The lyrics of the song “The Last Great American Dynasty” are about Rebekah Harkness. She was the wife of Bill Harkness, the heir to the Standard Oil fortune. Rebekah Harkness was one of the richest women in America at the time, but was blamed for so many things that happened at “Holiday House”, the Harknesses’ home. At the end of the song, Swift sings about how the house “was bought by me [Swift]” in such a chilling way and even compares herself to Rebekah Harkness. In the documentary, she talks about the inspiration behind the song and how she had been wanting to write about Rebekah Harkness for a long time.

Swift also goes into more depth on her “Teenage Love Triangle”, a collection of three songs on the album that includes “August”, “Betty”, and the lead single “Cardigan”. Each song is from the perspective of a person who was part of the fictional love triangle, and the lyrics of the tracks tie together in different ways to create a deep story.

For example, the lyrics “Remember when I pulled up/And said get in the car” in “August” are a direct parallel to “when she pulled up/Like a figment of my worst intentions/She said ‘James, get in, let’s drive'” in “Betty”. Both of the lyrics show the same story from different perspectives. Swift also speaks about the feelings of each person in the love triangle, and how she thinks the story ended. It left me a little sad at the end, but I particularly loved her performances of the three songs.

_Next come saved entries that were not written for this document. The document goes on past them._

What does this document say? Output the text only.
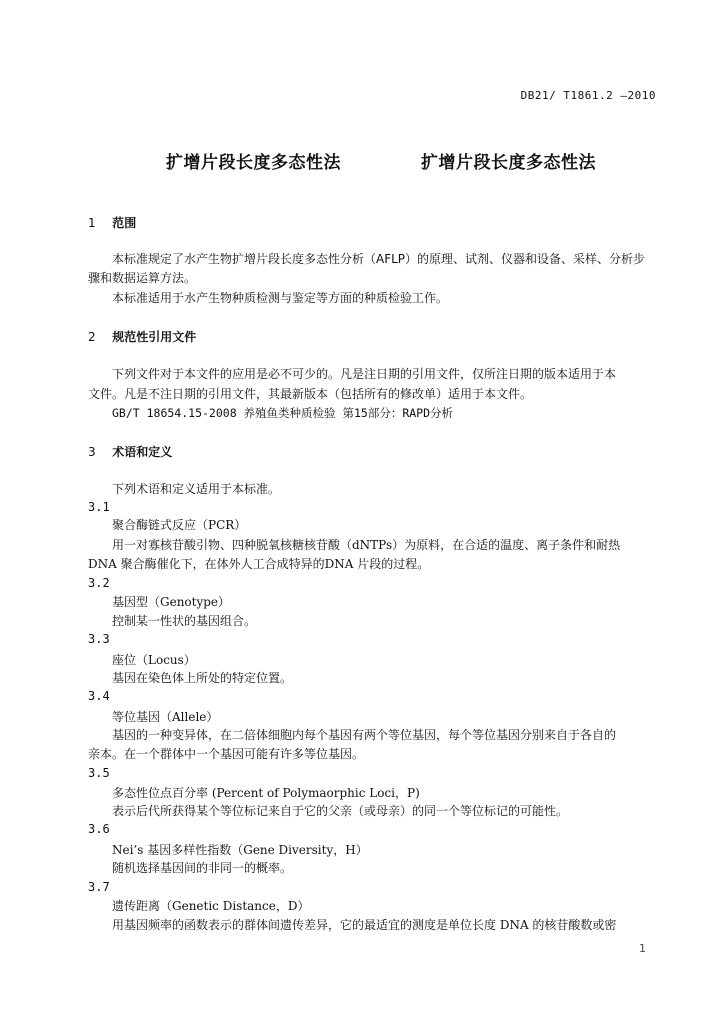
DB21/ T1861.2 —2010
扩增片段长度多态性法	扩增片段长度多态性法
1 范围
本标准规定了水产生物扩增片段长度多态性分析（AFLP）的原理、试剂、仪器和设备、采样、分析步
骤和数据运算方法。
本标准适用于水产生物种质检测与鉴定等方面的种质检验工作。
2 规范性引用文件
下列文件对于本文件的应用是必不可少的。凡是注日期的引用文件，仅所注日期的版本适用于本
文件。凡是不注日期的引用文件，其最新版本（包括所有的修改单）适用于本文件。
GB/T 18654.15-2008 养殖鱼类种质检验 第15部分：RAPD分析
3 术语和定义
下列术语和定义适用于本标准。
3.1
聚合酶链式反应（PCR）
用一对寡核苷酸引物、四种脱氧核糖核苷酸（dNTPs）为原料，在合适的温度、离子条件和耐热
DNA 聚合酶催化下，在体外人工合成特异的DNA 片段的过程。
3.2
基因型（Genotype）
控制某一性状的基因组合。
3.3
座位（Locus）
基因在染色体上所处的特定位置。
3.4
等位基因（Allele）
基因的一种变异体，在二倍体细胞内每个基因有两个等位基因，每个等位基因分别来自于各自的
亲本。在一个群体中一个基因可能有许多等位基因。
3.5
多态性位点百分率 (Percent of Polymaorphic Loci，P)
表示后代所获得某个等位标记来自于它的父亲（或母亲）的同一个等位标记的可能性。
3.6
Nei’s 基因多样性指数（Gene Diversity，H）
随机选择基因间的非同一的概率。
3.7
遗传距离（Genetic Distance，D）
用基因频率的函数表示的群体间遗传差异，它的最适宜的测度是单位长度 DNA 的核苷酸数或密
1
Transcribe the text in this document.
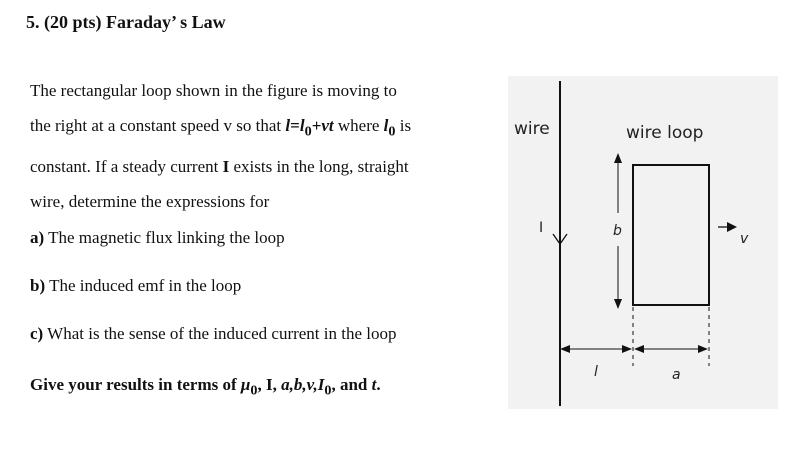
5. (20 pts) Faraday’ s Law
The rectangular loop shown in the figure is moving to
the right at a constant speed v so that $l=l_0+vt$ where $l_0$ is
constant. If a steady current I exists in the long, straight
wire, determine the expressions for
a) The magnetic flux linking the loop
b) The induced emf in the loop
c) What is the sense of the induced current in the loop
Give your results in terms of $\mu_0$, I, $a,b,v,I_0$, and t.
wire	wire loop
I	b	v
l	a
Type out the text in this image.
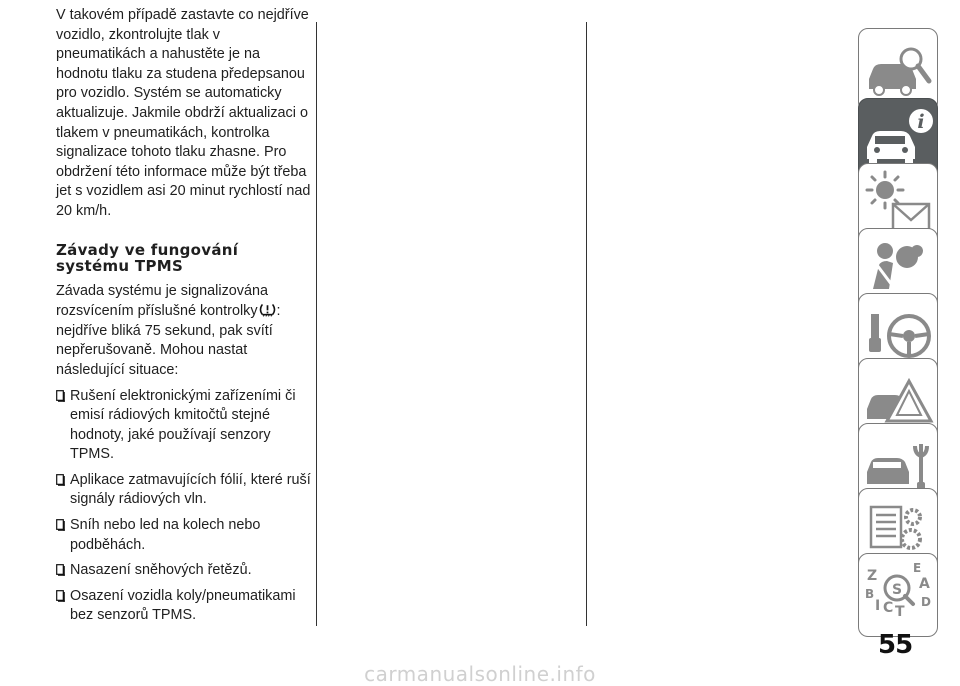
V takovém případě zastavte co nejdříve vozidlo, zkontrolujte tlak v pneumatikách a nahustěte je na hodnotu tlaku za studena předepsanou pro vozidlo. Systém se automaticky aktualizuje. Jakmile obdrží aktualizaci o tlakem v pneumatikách, kontrolka signalizace tohoto tlaku zhasne. Pro obdržení této informace může být třeba jet s vozidlem asi 20 minut rychlostí nad 20 km/h.

Závady ve fungování
systému TPMS

Závada systému je signalizována rozsvícením příslušné kontrolky : nejdříve bliká 75 sekund, pak svítí nepřerušovaně. Mohou nastat následující situace:

Rušení elektronickými zařízeními či emisí rádiových kmitočtů stejné hodnoty, jaké používají senzory TPMS.
Aplikace zatmavujících fólií, které ruší signály rádiových vln.
Sníh nebo led na kolech nebo podběhách.
Nasazení sněhových řetězů.
Osazení vozidla koly/pneumatikami bez senzorů TPMS.
i
Z	E
A
B
D
I C T
S
55
carmanualsonline.info
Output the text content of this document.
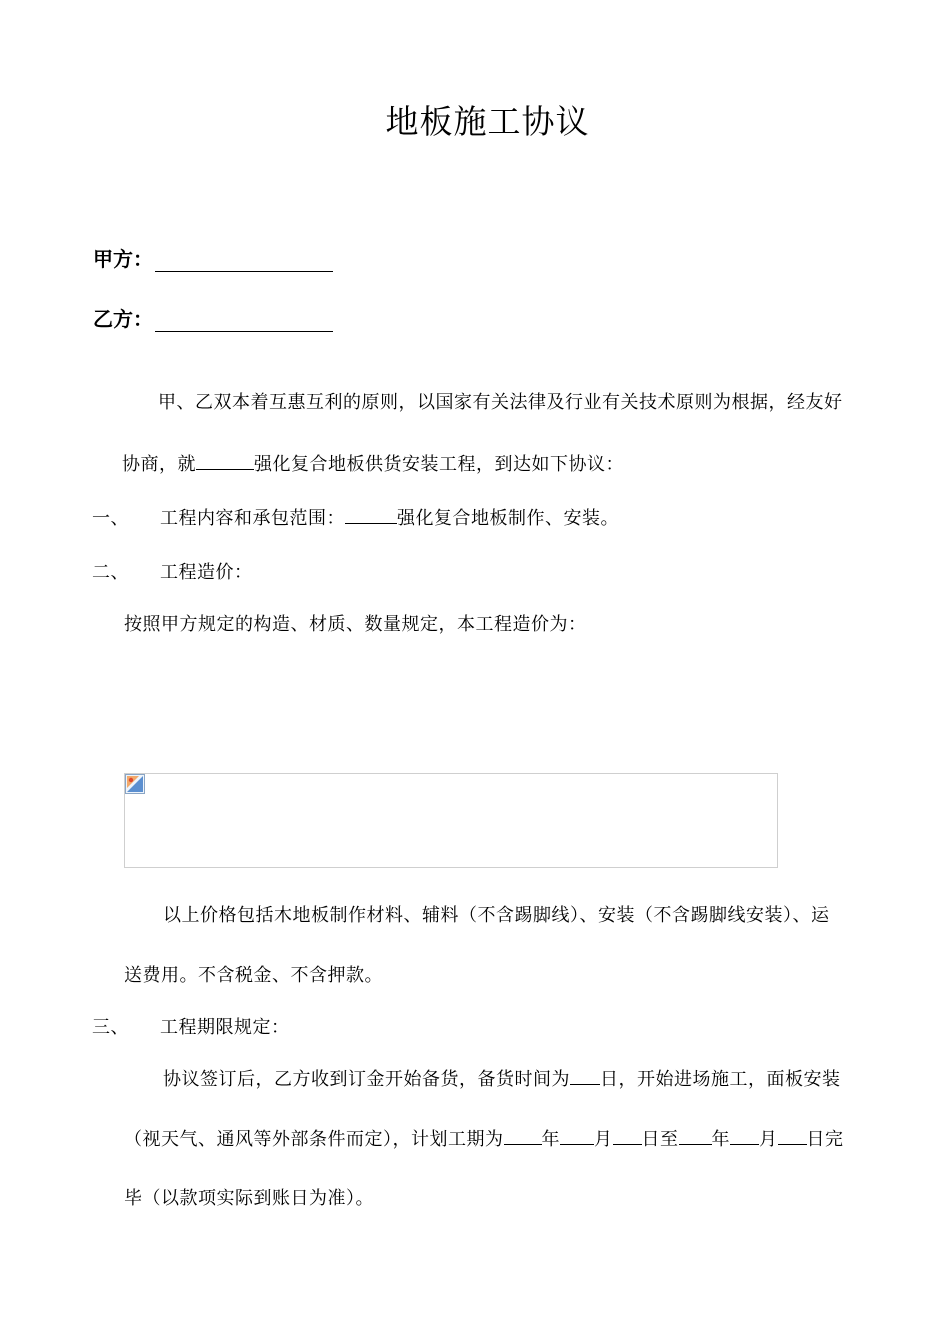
地板施工协议
甲方：
乙方：
甲、乙双本着互惠互利的原则，以国家有关法律及行业有关技术原则为根据，经友好
协商，就	强化复合地板供货安装工程，到达如下协议：
一、 工程内容和承包范围：	强化复合地板制作、安装。
二、 工程造价：
按照甲方规定的构造、材质、数量规定，本工程造价为：
以上价格包括木地板制作材料、辅料（不含踢脚线）、安装（不含踢脚线安装）、运
送费用。不含税金、不含押款。
三、 工程期限规定：
协议签订后，乙方收到订金开始备货，备货时间为 日，开始进场施工，面板安装
（视天气、通风等外部条件而定），计划工期为 年 月 日至 年 月 日完
毕（以款项实际到账日为准）。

Another memorable part of the film was when Justin Vernon (Bon Iver) appeared to sing “Exile”, a duet with lyrics that reflect the thoughts of two people in a broken relationship. Vernon was seen through a video stream from Wisconsin, wearing a mask. I think the fact that he was that considerate to wear a mask to protect whomever was filming him and could still sing really well really stuck with me.

All songs were performed were acoustic versions of the originals, and I really loved how only a couple of instruments were used so that Swift’s vocals would be the main focus. Many of the songs performed in the documentary were even better than the original versions. Some of them, like “Mirrorball” and “Epiphany” were much more emotional and raw with just a few instruments to go with the lyrics. Some other memorable performances in the film are “The Lakes”, “Peace”, “Illicit Affairs”, and “My Tears Ricochet”.

I would recommend this to any fan of Swift’s previous discography and anyone else, really. Folklore: The Long Pond Studio Sessions is a concert film that does not disappoint; the ideas that the album encompasses as well as the musical and lyrical genius behind the songs are worthy enough reasons to watch the film and stream the album.